DARPA has also been interested in monitoring communications worldwide for counter-terrorism, having initiated in 2002 a data acquisition and mining project called Total Information Awareness (TIA). Run by John Poindexter (who was convicted of a felony in the Iran-Contra Affair), the program was earmarked $145M for 2002 and $183M for 2003 before Congress intervened.
When questioned by Congress on this program, Poindexter lost his composure, shouted at Senate staffers, and was forced to resign. He left DARPA and the TIA program supposedly shut down; however, the TIA program did not end; instead the program was renamed and transferred to other agencies and military services. TIA was folded into the NSA program PRISM, which was later exposed by Edward Snowden.
Continuing of “hearts and minds” program that was begun in Vietnam, DARPA embedded civilian sociologists and anthropologists with U.S. troops, in the Mapping the Human Terrain Program (MAP-HT).

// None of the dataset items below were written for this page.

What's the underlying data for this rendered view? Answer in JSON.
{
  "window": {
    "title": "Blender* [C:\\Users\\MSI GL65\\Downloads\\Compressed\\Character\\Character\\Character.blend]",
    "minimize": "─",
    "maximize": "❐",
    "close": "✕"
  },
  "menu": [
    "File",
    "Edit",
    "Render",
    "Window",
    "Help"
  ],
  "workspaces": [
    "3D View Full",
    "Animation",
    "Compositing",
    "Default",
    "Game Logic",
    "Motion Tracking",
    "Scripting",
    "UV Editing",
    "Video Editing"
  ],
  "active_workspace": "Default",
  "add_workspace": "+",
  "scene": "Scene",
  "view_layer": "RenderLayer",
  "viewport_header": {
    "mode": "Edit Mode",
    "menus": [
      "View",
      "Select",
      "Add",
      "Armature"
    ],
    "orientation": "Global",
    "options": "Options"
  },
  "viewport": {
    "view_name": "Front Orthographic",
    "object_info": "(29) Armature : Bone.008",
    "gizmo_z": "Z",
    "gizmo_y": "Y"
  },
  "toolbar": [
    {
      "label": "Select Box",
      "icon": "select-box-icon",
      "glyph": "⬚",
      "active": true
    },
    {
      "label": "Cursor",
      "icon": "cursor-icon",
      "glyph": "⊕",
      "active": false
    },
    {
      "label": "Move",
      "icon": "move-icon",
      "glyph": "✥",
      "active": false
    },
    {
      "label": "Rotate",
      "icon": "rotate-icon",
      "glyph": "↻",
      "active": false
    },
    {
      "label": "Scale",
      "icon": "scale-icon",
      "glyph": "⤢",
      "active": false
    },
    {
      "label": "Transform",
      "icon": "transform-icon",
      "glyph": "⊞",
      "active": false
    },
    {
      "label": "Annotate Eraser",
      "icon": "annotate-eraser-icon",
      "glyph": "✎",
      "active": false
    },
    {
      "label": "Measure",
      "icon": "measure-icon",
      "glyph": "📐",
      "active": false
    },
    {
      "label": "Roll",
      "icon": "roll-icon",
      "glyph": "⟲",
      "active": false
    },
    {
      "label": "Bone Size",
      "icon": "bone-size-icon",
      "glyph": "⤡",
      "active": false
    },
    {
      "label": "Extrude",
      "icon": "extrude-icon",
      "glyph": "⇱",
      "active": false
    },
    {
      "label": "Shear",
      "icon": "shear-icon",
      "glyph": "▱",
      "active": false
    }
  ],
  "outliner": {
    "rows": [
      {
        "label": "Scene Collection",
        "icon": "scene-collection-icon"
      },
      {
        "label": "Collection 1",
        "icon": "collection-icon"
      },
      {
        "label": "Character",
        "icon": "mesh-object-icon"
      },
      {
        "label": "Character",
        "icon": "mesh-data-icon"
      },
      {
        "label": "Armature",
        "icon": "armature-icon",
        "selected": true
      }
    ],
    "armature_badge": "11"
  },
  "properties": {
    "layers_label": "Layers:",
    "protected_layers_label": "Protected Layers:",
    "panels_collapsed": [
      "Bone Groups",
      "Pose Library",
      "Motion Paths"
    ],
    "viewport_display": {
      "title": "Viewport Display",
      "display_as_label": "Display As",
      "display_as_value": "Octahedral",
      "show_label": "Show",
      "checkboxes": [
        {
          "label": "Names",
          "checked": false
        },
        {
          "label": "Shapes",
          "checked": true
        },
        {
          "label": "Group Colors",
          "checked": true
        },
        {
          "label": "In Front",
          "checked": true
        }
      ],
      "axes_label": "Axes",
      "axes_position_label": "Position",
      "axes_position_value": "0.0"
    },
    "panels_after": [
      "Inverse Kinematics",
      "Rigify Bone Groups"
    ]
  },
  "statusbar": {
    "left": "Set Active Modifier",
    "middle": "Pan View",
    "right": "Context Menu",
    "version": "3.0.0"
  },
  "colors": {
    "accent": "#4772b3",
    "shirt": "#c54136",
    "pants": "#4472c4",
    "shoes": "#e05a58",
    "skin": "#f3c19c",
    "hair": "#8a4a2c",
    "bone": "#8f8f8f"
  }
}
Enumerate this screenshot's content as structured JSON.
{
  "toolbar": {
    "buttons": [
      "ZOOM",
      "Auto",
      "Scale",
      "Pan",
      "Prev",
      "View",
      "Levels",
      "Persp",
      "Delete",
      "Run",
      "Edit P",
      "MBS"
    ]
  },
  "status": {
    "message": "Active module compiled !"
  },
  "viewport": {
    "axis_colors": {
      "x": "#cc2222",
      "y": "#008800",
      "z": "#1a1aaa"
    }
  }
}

Twenty-six teams of social scientists and anthropologists in full battle gear and carrying weapons were sent to Iraq and Afghanistan to better understand the enemy. Jacobsen notes, “It was as if the Vietnam War produced amnesia instead of experience.”
Although the military gains value in understanding the culture of the people they fight, the American Anthropological Association sees MAP as a breach of trust. Though MAP member, staff sergeant, and anthropologist Paula Lloyd was murdered in Afghanistan in 2008, MAP continues. By 2014, the MAP-HT program has cost $500M, with MAP teams operating all over the world.
The end chapters of The Pentagon’s Brain address several of DARPA’s most advanced programs, in particular, autonomous robots and bioengineering. At UC Irvine, Jacobsen asks Dr. David M. Gardiner, a scientist working on limb regeneration for DARPA’s Wounded-Warrior Program, “Do you think the Defense Department will begin human cloning research?” To which Gardiner replies, “Ultimately needs to be a policy decision.”
The Pentagon’s Brain is a fascinating, wide-ranging history of DARPA, filled with truths, half-truths, misstatements, and misdirection.